1941, prison du Cherche-Midi

Cet air et le suivant sont présentés par Oddon comme des « refrains […] chantés en cas d’“alertes” avant et après les rondes des 22 ». Leur fonction est donc d’avertir les prisonnières voisines de l’arrivée des « 22 », le terme désignant ici à la fois le signal d’alerte utilisé par les prisonnières et, par métonymie, les gardiens eux-mêmes.

Bonsoir amies, amies bonsoir trouve sa source musicale dans le célèbre canon de tradition orale Maudit sois-tu carillonneur, également connu sous le titre Le coq est mort. Chanté – selon la partition reproduite ici – en canon à cinq voix et à distance de deux mesures à 4/4, cet air de facture très simple est un classique des chansons enfantines, qui faisait notamment partie du répertoire des scouts de l’entre-deux-guerres comme en témoigne sa mention dans le journal Le Scout de France du 1er avril 1929. Il ne semble cependant pas avoir été gravé sur disque à cette époque; l’enregistrement le plus ancien que nous ayons pu retracer est un 45 tours de 1981 destiné aux enfants. La partition documentée ici témoigne quant à elle de la circulation de Maudit sois-tu carillonneur dans les cercles de la Résistance française : parue en 1941, elle est le fruit du travail de collecte et d’illustration d’Yvonne Barratte, une peintre, graveuse et animatrice de groupes d’enfants qui s’est engagée d’abord dans la Croix-Rouge française comme infirmière volontaire en 1939-1940, puis dans la Résistance, et qui a été arrêtée en 1944 et déportée au camp de Ravensbrück où elle a trouvé la mort en 1945. On sait qu’en déportation, Barratte a chanté (et fait chanter à ses camarades) plusieurs des chansons recueillies dans ce volume intitulé Plein-air.

Maudit sois-tu carillonneur est une chanson cruelle, caractérisée par la malédiction d’un carillonneur par un narrateur qui ne supporte plus d’entendre les cloches sonner, déplore que le carillonneur ait été « cré[é] par Dieu pour [s]on malheur » et attend avec impatience sa disparition (« Quand sonnera-t-on la mort du sonneur? »).
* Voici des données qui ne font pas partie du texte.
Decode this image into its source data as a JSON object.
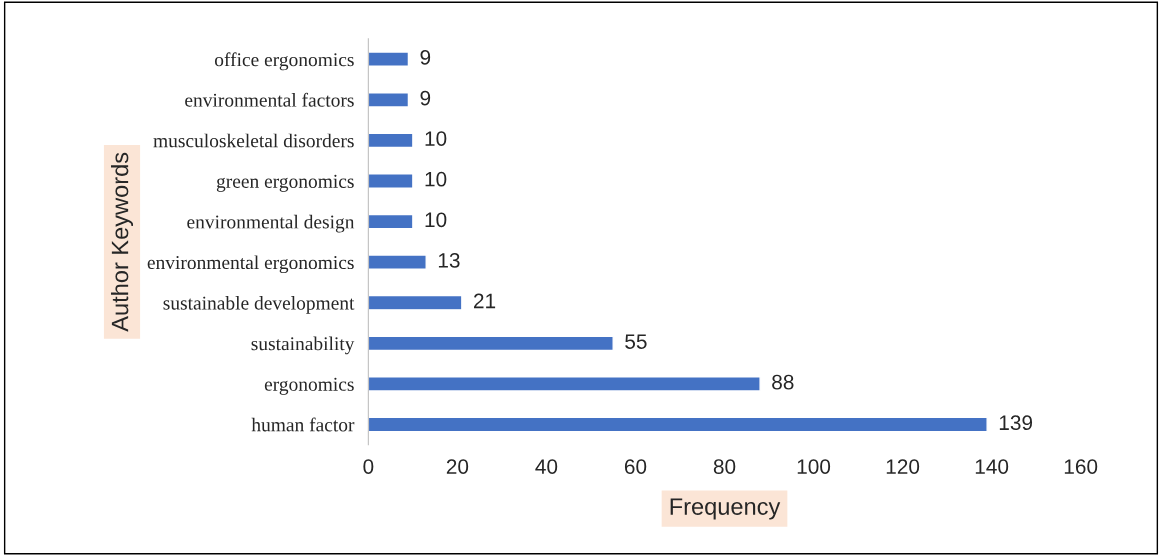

Ce texte peut trouver une résonance dans d’autres airs du recueil où les prisonnières chantent avec humour l’espoir de voir bientôt trépasser leurs terribles gardiennes (Ah la « hyène » et la « vipère », La fouine).

Reprenant fidèlement le patron rythmique caractéristique du canon-source, le détournement opéré par les prisonnières est construit sur une rime unique (« bonsoir », « couloir », « au revoir »). Axé sur la sororité, cet air efficace permet d’avertir du danger derrière une formulation de salutation sur une mélodie innocente susceptible de passer inaperçue.

[Sources : références 56, 67, 104 dans la bibliographie]

Transcription comparée

Maudit sois-tu, carillonneur

(tradition orale)

 

 

Maudit sois-tu, carillonneur,

Que Dieu créa pour mon malheur!

Dès le point du jour à la cloche il s’accroche

Et le soir encor carillonne plus fort

Quand sonnera[-]t[-]on la mort du sonneur.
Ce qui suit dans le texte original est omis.